CHENGUANG LU
Professor (retired, Living In Canada)
Liaoning Engineering And Technology University
The factor
space is also the feature space of instances or true classes. We use “factor” because observed factors
instead of any property are used as
features. In detections, estimations, and classifications, signal X is mixed
with noise to become Z, or the factor Z of class X is observed. We need
classifier Y=f(Z) to predict X by Y. Shannon and others use minimum average
distortion instead of Maximum Mutual Information (MMI) as the optimization
criterion because it is very hard to solve the MMI. Without f(Z), we cannot
express mutual information I(X; Y). Without the expression, we cannot optimize f(Z).
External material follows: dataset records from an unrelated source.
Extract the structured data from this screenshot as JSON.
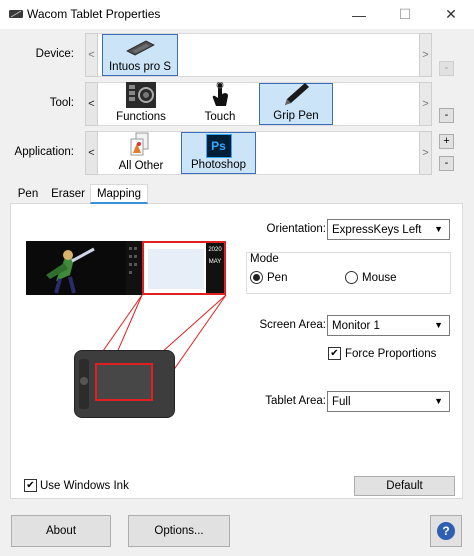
{
  "window": {
    "title": "Wacom Tablet Properties",
    "minimize": "—",
    "maximize": "☐",
    "close": "✕"
  },
  "rows": {
    "device": {
      "label": "Device:",
      "items": [
        {
          "label": "Intuos pro S",
          "selected": true
        }
      ]
    },
    "tool": {
      "label": "Tool:",
      "items": [
        {
          "label": "Functions"
        },
        {
          "label": "Touch"
        },
        {
          "label": "Grip Pen",
          "selected": true
        }
      ]
    },
    "application": {
      "label": "Application:",
      "items": [
        {
          "label": "All Other"
        },
        {
          "label": "Photoshop",
          "selected": true,
          "icon_text": "Ps"
        }
      ]
    }
  },
  "controls": {
    "left_arrow": "<",
    "right_arrow": ">",
    "add": "+",
    "remove": "-"
  },
  "tabs": [
    {
      "label": "Pen"
    },
    {
      "label": "Eraser"
    },
    {
      "label": "Mapping",
      "active": true
    }
  ],
  "mapping": {
    "orientation": {
      "label": "Orientation:",
      "value": "ExpressKeys Left"
    },
    "mode": {
      "title": "Mode",
      "options": [
        {
          "label": "Pen",
          "checked": true
        },
        {
          "label": "Mouse",
          "checked": false
        }
      ]
    },
    "screen_area": {
      "label": "Screen Area:",
      "value": "Monitor 1"
    },
    "force_proportions": {
      "label": "Force Proportions",
      "checked": true
    },
    "tablet_area": {
      "label": "Tablet Area:",
      "value": "Full"
    },
    "use_windows_ink": {
      "label": "Use Windows Ink",
      "checked": true
    },
    "default_button": "Default",
    "preview_text": {
      "date": "2020",
      "month": "MAY"
    }
  },
  "footer": {
    "about": "About",
    "options": "Options...",
    "help": "?"
  },
  "colors": {
    "selected_bg": "#cce4f7",
    "selected_border": "#3b6eb8",
    "mapping_red": "#e02020",
    "tab_underline": "#3b8fd9",
    "ps_blue": "#31a8ff",
    "ps_dark": "#001e36"
  }
}
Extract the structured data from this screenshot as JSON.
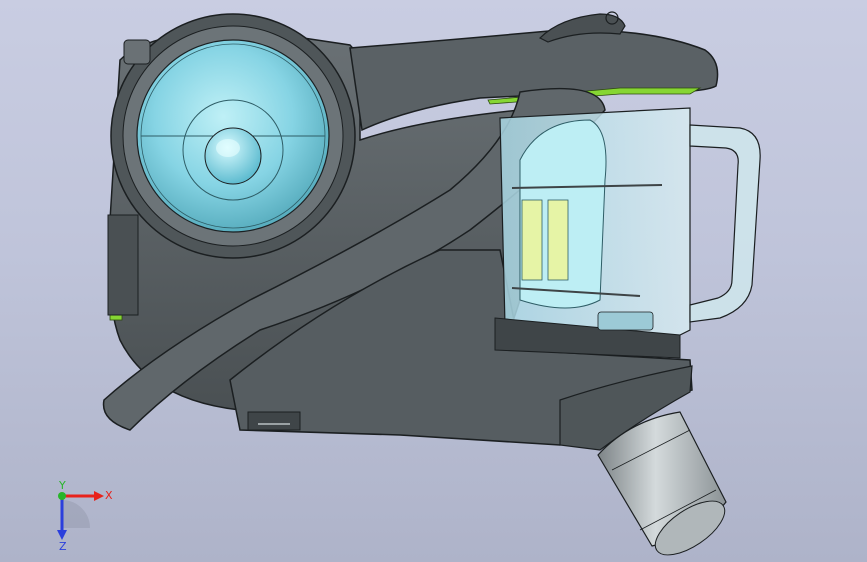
{
  "viewport": {
    "background_top": "#c9cde2",
    "background_bottom": "#aeb3c9"
  },
  "model": {
    "body_color": "#596064",
    "body_dark": "#3f4548",
    "edge_color": "#1b1f21",
    "bin_color": "#bfe0e8",
    "cyan_accent": "#7fd6e6",
    "green_accent": "#86d633",
    "pipe_color": "#b9c0c2"
  },
  "triad": {
    "x_label": "X",
    "y_label": "Y",
    "z_label": "Z",
    "x_color": "#e8221b",
    "y_color": "#28b52a",
    "z_color": "#2b3fdc"
  }
}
An expedient method is
first to construct likelihood functions or Shannon's channels with parameters,
and then to search the parameter space by the gradient descent or the Newton
Method. According to the semantic information G theory, we can use a simple iteration algorithm to resolve this problem.
The semantic information measure is Iij=log[T(θj|xi)/T(θj)], where T(θj|xi) is
a truth function, and T(θj) is its average. The average G of Iij is the
Semantic Mutual Information (SMI). For given f(Z), there is information
Iij*=log[P(yj|xi)/P(yj)]. In this algorithm, Step I is to let Iij= Iij*, and
Step II is to optimize f(Z) to maximize G by the KL formula. Our experiments show that 2-3 iterations can
make I(X;Y)
reach 99% of the MMI in most cases. The convergence can be proved with the R(G) function, which is an improved R(D)
function. The R(G) function is a bowl-like curve with a matching point G=R, which
means R≥G always. The Step I makes G=R and produces a new R(G) with a higher
matching point. The Step II makes G climb to the upper right corner of the new
R(G) function. Repeating the two steps can achieve the MMI. Reference:
https://arxiv.org/a/lu_c_3.html
Fig. 1 The Maximum Mutual Information (MMI) Classifications of a Factor
Space. The initial partition of Z-space is made
by two vertical lines. After two iterations, the partition is made by
three curves so that the mutual information reaches 99.99 of the MMI.